It was yet another special goalscoring moment for Mason Greenwood. His goal against Watford took his tally to 11 goals in 33 appearances this season. This averages to a goal every three appearances, a respectable return for a young striker in his first full senior season.
Break down the statistics further and Greenwood’s goalscoring ability appears even more remarkable. While he has made 33 appearances, he has only played 1560 minutes, giving him an average of a goal every 141 minutes.
This means Greenwood has a better goal return than the joint Premier League top goalscorer Jamie Vardy who averages a goal every 146 minutes, but that's obvious given Greenwood has played significantly lesser minutes than Vardy.
In a sport where a striker’s effectiveness is measured in goal statistics, Greenwood delivers. But it is in the goalscoring moment that a striker showcases his art and Greenwood is proving to be a precocious master of the moment.
Look up a compilation of Greenwood’s goals and you see a familiar sequence –a strange stillness when he collects the ball in the final third followed by a sure shot. With the ball at his feet, surrounding defenders appear to slow and the stadium seems to fall silent.
It is an unusual calm that Greenwood conjures amidst the pressure of the goalscoring moment. Once in this zone, he takes a few neat touches, does the odd stepover or feint before firing his now-signature sure finish with either foot, no matter to him.
When the ball hits the back of the net, as it tends to do, life jerks back in the stadium and the strange calm ruptures and gives way to rapture. Amidst celebrations, a wide-eyed Greenwood wheels away on his own celebration, wearing an almost goofy smile that reminds us of his youth.
This has been the sequence for Greenwood goal after goal. He is a curious embodiment of footballing chronological incongruity – a fast-tracked 18-year-old with goalscoring ability beyond his years and an uncanny ability to find not necessarily space, but time in the frenetic final third.
For the goal against Watford, Greenwood once again twisted time, this time dialling it forward. He collected the ball in his own half, fooled and floored an oncoming Étienne Capoue with a feint inward, burst down the middle, played a neat one-two with Bruno Fernandes, took two touches and unleashed a stinging shot that rattled the crossbar and ricocheted into the goal, all in 10 seconds.
This latest goal was a product of unfamiliar speed and power combined with the same astute sureness. No over-elaboration, just lethal efficiency. There was nothing slow about the goal. Greenwood needed just about a second to make three deft touches with his left foot – one to control, one to set himself up, and another to finish.
As the shot bounced off the back of the net, he fell to the ground, legs together and taut from cramp. He slows down now, lying still with his arms spread.

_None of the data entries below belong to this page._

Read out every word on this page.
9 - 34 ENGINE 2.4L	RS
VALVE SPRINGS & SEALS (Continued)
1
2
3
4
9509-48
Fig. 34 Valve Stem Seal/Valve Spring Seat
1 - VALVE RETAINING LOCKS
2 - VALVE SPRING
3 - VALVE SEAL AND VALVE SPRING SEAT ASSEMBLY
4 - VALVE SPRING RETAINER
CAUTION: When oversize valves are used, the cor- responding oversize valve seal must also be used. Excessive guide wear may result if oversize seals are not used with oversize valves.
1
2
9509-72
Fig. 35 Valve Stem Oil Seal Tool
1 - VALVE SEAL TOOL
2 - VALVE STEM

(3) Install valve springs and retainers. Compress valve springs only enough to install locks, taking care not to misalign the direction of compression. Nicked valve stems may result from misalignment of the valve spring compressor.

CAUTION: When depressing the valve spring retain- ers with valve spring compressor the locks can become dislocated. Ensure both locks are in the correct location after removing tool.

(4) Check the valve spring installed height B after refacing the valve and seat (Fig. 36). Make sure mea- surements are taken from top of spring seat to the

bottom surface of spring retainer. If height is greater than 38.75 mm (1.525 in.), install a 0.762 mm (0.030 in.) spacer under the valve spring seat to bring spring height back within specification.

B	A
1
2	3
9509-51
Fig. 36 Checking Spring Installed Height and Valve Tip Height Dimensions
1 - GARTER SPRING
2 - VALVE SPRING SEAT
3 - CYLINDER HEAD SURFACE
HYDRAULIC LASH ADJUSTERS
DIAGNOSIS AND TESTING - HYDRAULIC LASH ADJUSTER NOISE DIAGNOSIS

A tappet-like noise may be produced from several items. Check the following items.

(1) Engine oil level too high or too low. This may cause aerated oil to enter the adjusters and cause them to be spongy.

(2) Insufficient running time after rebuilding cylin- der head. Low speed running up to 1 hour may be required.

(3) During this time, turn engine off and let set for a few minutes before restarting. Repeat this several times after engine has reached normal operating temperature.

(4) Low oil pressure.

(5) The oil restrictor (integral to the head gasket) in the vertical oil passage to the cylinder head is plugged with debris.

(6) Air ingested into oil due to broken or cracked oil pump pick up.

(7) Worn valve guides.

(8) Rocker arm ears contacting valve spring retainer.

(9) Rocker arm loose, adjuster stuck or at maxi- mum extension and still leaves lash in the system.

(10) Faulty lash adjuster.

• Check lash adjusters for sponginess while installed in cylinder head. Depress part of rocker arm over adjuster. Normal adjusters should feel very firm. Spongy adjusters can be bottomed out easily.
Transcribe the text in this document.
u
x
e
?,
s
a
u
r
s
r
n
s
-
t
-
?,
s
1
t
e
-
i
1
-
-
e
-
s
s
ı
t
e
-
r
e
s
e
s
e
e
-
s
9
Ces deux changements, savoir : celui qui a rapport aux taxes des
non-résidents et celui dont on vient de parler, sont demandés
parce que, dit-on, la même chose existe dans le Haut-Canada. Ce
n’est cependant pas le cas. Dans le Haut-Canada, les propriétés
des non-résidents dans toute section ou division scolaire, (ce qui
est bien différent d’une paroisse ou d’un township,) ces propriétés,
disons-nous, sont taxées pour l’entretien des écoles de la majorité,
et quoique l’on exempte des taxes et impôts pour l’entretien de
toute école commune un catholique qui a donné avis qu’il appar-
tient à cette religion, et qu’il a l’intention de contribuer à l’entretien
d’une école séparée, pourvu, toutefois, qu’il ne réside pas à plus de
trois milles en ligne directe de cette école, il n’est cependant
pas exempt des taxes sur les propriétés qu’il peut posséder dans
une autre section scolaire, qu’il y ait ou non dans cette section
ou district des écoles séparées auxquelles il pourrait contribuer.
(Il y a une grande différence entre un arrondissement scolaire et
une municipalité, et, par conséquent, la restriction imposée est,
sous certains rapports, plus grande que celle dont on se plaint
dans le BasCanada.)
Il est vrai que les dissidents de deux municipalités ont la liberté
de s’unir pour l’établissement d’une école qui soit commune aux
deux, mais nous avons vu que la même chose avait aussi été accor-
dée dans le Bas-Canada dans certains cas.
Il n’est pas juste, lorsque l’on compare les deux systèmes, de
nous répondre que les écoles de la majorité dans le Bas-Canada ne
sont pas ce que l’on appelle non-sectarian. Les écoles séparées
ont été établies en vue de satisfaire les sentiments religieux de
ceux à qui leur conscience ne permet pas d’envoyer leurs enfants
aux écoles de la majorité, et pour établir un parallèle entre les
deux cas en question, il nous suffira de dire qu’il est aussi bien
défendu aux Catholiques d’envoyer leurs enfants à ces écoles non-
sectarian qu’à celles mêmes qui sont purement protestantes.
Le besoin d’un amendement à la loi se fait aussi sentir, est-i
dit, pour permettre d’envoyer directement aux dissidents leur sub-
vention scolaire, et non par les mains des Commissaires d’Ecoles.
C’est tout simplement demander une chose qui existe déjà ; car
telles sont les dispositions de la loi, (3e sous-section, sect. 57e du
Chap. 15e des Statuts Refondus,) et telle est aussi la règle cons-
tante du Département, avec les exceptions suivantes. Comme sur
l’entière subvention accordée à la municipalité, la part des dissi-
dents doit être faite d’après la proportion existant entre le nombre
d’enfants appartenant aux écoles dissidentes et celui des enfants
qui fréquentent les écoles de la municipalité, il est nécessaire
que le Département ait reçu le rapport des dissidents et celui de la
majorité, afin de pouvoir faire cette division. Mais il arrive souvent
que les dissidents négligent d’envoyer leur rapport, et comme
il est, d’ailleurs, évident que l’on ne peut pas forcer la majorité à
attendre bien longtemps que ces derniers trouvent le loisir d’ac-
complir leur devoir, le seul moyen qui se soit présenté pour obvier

Time bends for Greenwood. Hitherto it slowed whenever he got into a goalscoring moment. But against Watford he forced time forward, driving up the pitch and then taking three touches that were simply too swift to stop.
This emergence of an electric pace that puts him a step ahead of his opponents is also a fitting reminder that this eighteen-year-old has mastered the art of goalscoring well ahead of time.